Whitelabel Fatigue: When “New” Means “Unnecessary”
This launch follows Scalable Capital’s genuinely innovative free ETF and Finanzen.net’s less impressive offering. The community has seen through the pattern, with one investor calling it the “nächste Whitelabel-Lösung” (next white-label solution) in a saturated market. The joke about a “Dirk Müller Premium ETF” with 0.9% TER captures the mood perfectly, German investors are tired of products that serve banks more than customers.
The S&P All World Index choice itself raises eyebrows. While diversification across 4,100 companies sounds impressive, MSCI and FTSE benchmarks dominate the European market for good reason: liquidity, recognition, and, crucially, lower licensing costs. State Street’s index is the new kid on the block, and investors are rightfully skeptical whether those higher costs buy anything beyond marketing differentiation.

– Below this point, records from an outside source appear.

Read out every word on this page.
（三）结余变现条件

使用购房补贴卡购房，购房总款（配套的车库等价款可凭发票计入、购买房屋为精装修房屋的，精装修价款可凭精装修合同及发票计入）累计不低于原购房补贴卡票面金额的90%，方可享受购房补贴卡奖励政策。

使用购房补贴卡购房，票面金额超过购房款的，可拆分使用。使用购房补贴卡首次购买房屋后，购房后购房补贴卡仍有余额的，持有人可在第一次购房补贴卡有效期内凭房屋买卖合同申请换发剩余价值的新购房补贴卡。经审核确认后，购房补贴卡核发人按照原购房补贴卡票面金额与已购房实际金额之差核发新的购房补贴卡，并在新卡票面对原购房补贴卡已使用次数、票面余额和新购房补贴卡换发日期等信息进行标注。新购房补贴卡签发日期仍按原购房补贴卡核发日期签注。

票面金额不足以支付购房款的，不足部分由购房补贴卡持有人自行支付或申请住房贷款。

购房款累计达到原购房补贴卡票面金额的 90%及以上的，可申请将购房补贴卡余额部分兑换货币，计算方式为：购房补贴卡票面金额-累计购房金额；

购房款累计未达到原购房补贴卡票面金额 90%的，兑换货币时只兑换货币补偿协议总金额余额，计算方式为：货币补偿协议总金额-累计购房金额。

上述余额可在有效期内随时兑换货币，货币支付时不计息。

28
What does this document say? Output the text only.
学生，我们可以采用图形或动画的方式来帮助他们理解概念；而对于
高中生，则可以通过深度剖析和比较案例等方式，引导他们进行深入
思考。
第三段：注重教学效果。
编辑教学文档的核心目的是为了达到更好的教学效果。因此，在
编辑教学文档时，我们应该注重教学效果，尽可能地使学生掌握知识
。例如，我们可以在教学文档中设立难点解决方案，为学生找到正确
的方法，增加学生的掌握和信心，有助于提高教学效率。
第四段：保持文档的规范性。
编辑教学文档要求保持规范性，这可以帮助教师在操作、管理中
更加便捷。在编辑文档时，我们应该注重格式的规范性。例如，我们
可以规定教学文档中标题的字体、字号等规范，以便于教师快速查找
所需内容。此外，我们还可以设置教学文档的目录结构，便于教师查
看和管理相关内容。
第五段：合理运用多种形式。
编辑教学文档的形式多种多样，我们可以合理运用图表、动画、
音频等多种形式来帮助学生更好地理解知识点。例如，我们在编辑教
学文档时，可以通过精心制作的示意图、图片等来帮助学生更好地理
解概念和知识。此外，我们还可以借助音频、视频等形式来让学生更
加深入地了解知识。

Who Could Actually Benefit From This?
Let’s be fair. Three specific groups might find value here:
- Existing Comdirect customers with small portfolios (under €15,000) who’d otherwise pay €15-30 annual depot fees
- Absolute beginners who value the simplicity of a single, set-and-forget solution from a known German bank
- Loyal Comdirect users who refuse to switch brokers regardless of cost
For everyone else, especially anyone building wealth systematically through a Sparplan, this product makes zero financial sense. The 0.4% TER simply cannot be justified when superior alternatives exist at half the cost.
The Bottom Line: Competition Without Value
Comdirect and State Street delivered exactly what the German market didn’t need: another overpriced ETF with a free Sparplan gimmick. Real competition would have meant undercutting Vanguard’s 0.22% TER while maintaining the free savings plan structure. Instead, they launched a product that serves their business model at the direct expense of investor returns.
The controversy isn’t that this ETF exists, it’s that major financial institutions think German investors won’t notice a 0.4% TER in 2026. They noticed. The product forum discussions are already calling it overpriced and unnecessary. If you’re looking for a truly fee-free global ETF strategy, stick with established low-cost providers and switch to a broker that doesn’t charge depot fees. Your future self will thank you when that 0.2% TER difference compounds into a substantial retirement bonus.
The German investment landscape doesn’t need more products. It needs better ones. This isn’t it.